I had an Impressive horse as a boarder and I loved him. I think his full name was Chubby’s Impressive and he was owned by a man who was a real beginner, but loved his horse. I remember the horse as very curious, bold, smart, incredibly patient with his owner and such a character, he once climbed over a huge stone wall just to get to the other side and torment the horses in his huge 6 acre pasture with a ‘see what I can do?’ attitude. He was a funny, sweet horse.
Even when you CLONE a horse several times, you get two VERY different animals. Yes you can breed and cross your fingers and sometimes get what you want, and have a higher probability through breeding, but there is so much we don’t know about which genes are relevant, how they are inherited, how they are expressed in every life stage from fertilization to in utero to early interaction with mom, etc etc etc.
i guess my point int is anyone going into a conversation with someone else, “hey, my horse is Impressive 4 generations back and is trigger happy and tricky” is going to elicit like responses because humans look for patterns and familiarity to double down on preconceived notions. From the examples in this thread, no not all Impressive descendent are like that but you see people ignoring that to argue that their horses who ARE tricky sensitive whatever are like so Bc of their Impressive heritage.
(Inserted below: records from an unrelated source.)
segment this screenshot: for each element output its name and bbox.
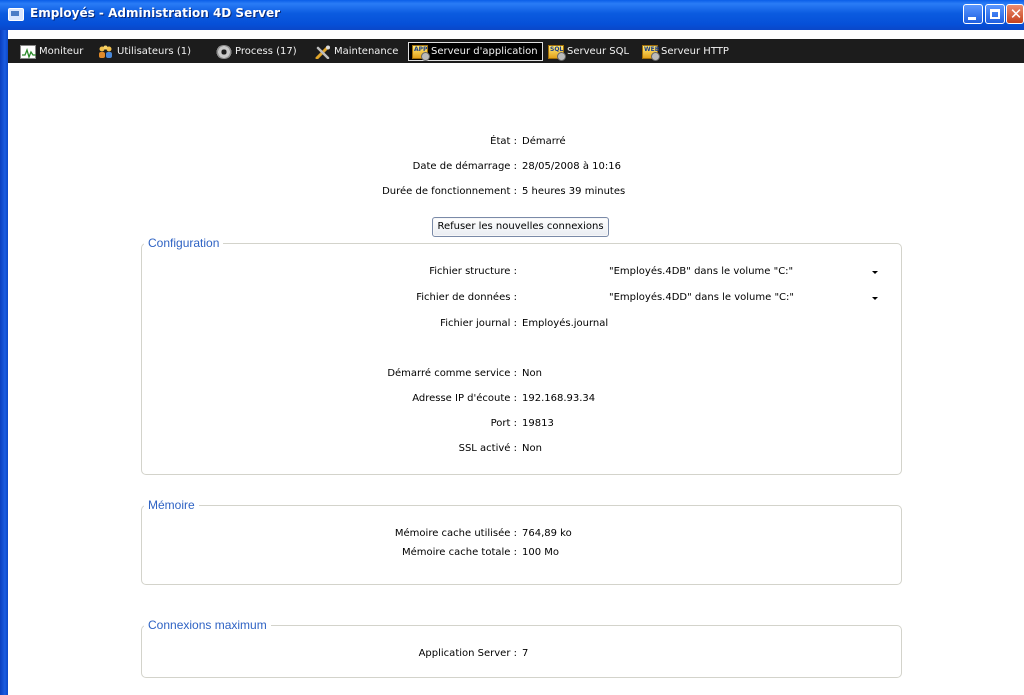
config-donnees: Fichier de données : "Employés.4DD" dans… <box>0 292 1024 306</box>
memoire-totale: Mémoire cache totale : 100 Mo <box>0 547 1024 561</box>
connexions-app: Application Server : 7 <box>0 648 1024 662</box>
service-value: Non <box>522 368 542 379</box>
app-window: Employés - Administration 4D Server ✕ Mo… <box>0 0 1024 695</box>
donnees-dropdown-icon[interactable] <box>872 297 878 300</box>
close-icon: ✕ <box>1009 5 1023 23</box>
minimize-icon <box>968 17 976 20</box>
tab-moniteur[interactable]: Moniteur <box>20 42 83 61</box>
app-server-value: 7 <box>522 648 529 659</box>
memoire-group <box>141 505 902 585</box>
tab-maintenance[interactable]: Maintenance <box>315 42 398 61</box>
tab-serveur-http[interactable]: WEB Serveur HTTP <box>642 42 729 61</box>
tab-serveur-application[interactable]: APP Serveur d'application <box>408 42 543 61</box>
tab-label: Maintenance <box>334 46 399 57</box>
window-title: Employés - Administration 4D Server <box>30 6 281 20</box>
port-value: 19813 <box>522 418 554 429</box>
config-port: Port : 19813 <box>0 418 1024 432</box>
memoire-title: Mémoire <box>144 498 199 512</box>
config-structure: Fichier structure : "Employés.4DB" dans … <box>0 266 1024 280</box>
memoire-totale-label: Mémoire cache totale : <box>402 547 517 558</box>
toolbar: Moniteur Utilisateurs (1) Process (17) M… <box>8 39 1024 63</box>
tab-label: Moniteur <box>39 46 84 57</box>
structure-label: Fichier structure : <box>429 266 517 277</box>
tab-label: Serveur SQL <box>567 46 630 57</box>
refuse-connections-button[interactable]: Refuser les nouvelles connexions <box>432 217 609 237</box>
app-server-icon: APP <box>412 44 430 61</box>
configuration-title: Configuration <box>144 236 224 250</box>
config-service: Démarré comme service : Non <box>0 368 1024 382</box>
close-button[interactable]: ✕ <box>1006 4 1024 24</box>
memoire-totale-value: 100 Mo <box>522 547 560 558</box>
journal-value: Employés.journal <box>522 318 609 329</box>
status-etat: État : Démarré <box>0 136 1024 150</box>
memoire-utilisee-label: Mémoire cache utilisée : <box>394 528 517 539</box>
structure-dropdown-icon[interactable] <box>872 271 878 274</box>
status-date: Date de démarrage : 28/05/2008 à 10:16 <box>0 161 1024 175</box>
title-bar[interactable]: Employés - Administration 4D Server ✕ <box>0 0 1024 30</box>
config-journal: Fichier journal : Employés.journal <box>0 318 1024 332</box>
tab-serveur-sql[interactable]: SQL Serveur SQL <box>548 42 629 61</box>
tab-process[interactable]: Process (17) <box>216 42 297 61</box>
journal-label: Fichier journal : <box>440 318 517 329</box>
etat-label: État : <box>490 136 517 147</box>
duree-value: 5 heures 39 minutes <box>522 186 626 197</box>
service-label: Démarré comme service : <box>387 368 517 379</box>
ssl-value: Non <box>522 443 542 454</box>
app-icon <box>8 8 24 21</box>
status-duree: Durée de fonctionnement : 5 heures 39 mi… <box>0 186 1024 200</box>
memoire-utilisee-value: 764,89 ko <box>522 528 572 539</box>
ip-value: 192.168.93.34 <box>522 393 596 404</box>
donnees-value: "Employés.4DD" dans le volume "C:" <box>609 292 794 303</box>
ssl-label: SSL activé : <box>458 443 517 454</box>
duree-label: Durée de fonctionnement : <box>382 186 517 197</box>
web-server-icon: WEB <box>642 44 660 61</box>
app-server-label: Application Server : <box>418 648 517 659</box>
tab-utilisateurs[interactable]: Utilisateurs (1) <box>97 42 191 61</box>
tab-label: Serveur HTTP <box>661 46 729 57</box>
etat-value: Démarré <box>522 136 566 147</box>
structure-value: "Employés.4DB" dans le volume "C:" <box>609 266 794 277</box>
connexions-title: Connexions maximum <box>144 618 271 632</box>
donnees-label: Fichier de données : <box>416 292 517 303</box>
minimize-button[interactable] <box>963 4 983 24</box>
date-value: 28/05/2008 à 10:16 <box>522 161 621 172</box>
sql-server-icon: SQL <box>548 44 566 61</box>
tab-label: Serveur d'application <box>431 46 538 57</box>
monitor-icon <box>20 44 36 59</box>
tools-icon <box>315 45 331 59</box>
date-label: Date de démarrage : <box>412 161 517 172</box>
config-ip: Adresse IP d'écoute : 192.168.93.34 <box>0 393 1024 407</box>
port-label: Port : <box>490 418 517 429</box>
config-ssl: SSL activé : Non <box>0 443 1024 457</box>
tab-label: Utilisateurs (1) <box>117 46 191 57</box>
memoire-utilisee: Mémoire cache utilisée : 764,89 ko <box>0 528 1024 542</box>
maximize-icon <box>990 9 1000 19</box>
maximize-button[interactable] <box>985 4 1005 24</box>
users-icon <box>97 45 114 59</box>
tab-label: Process (17) <box>235 46 297 57</box>
gear-icon <box>216 44 232 59</box>
ip-label: Adresse IP d'écoute : <box>412 393 517 404</box>
window-border <box>0 30 8 695</box>
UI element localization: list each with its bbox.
I think it can be both. We had a racemare who as crazy talented, but also just crazy. Could. Not. Stand. Dirt in her face. and just too hot to race. She was so talented and well made and well bred that we bred her, with much success, but all of her foals were sensitive and needed to be carefully managed as to not follow in their mom’s footsteps. Three of them had the exact same “NO DIRT!!” quirk. I think our trainer, having trained the dam, handled her offspring a bit different but the propensity was 100% inherited.The nice thing is, they also inherited her beautiful gait, huge set of lungs and die-hard try.
On the plus side, they were all very sweet and easy around the barn (including their dam), and the ones we retired and adopted out to riding homes all transitioned beautifully. Their dam still ambles around at 20, fat as a hippo. We’re hoping to breed her granddaughter (the daughter of her world champion daughter) next spring - she didn’t catch this year.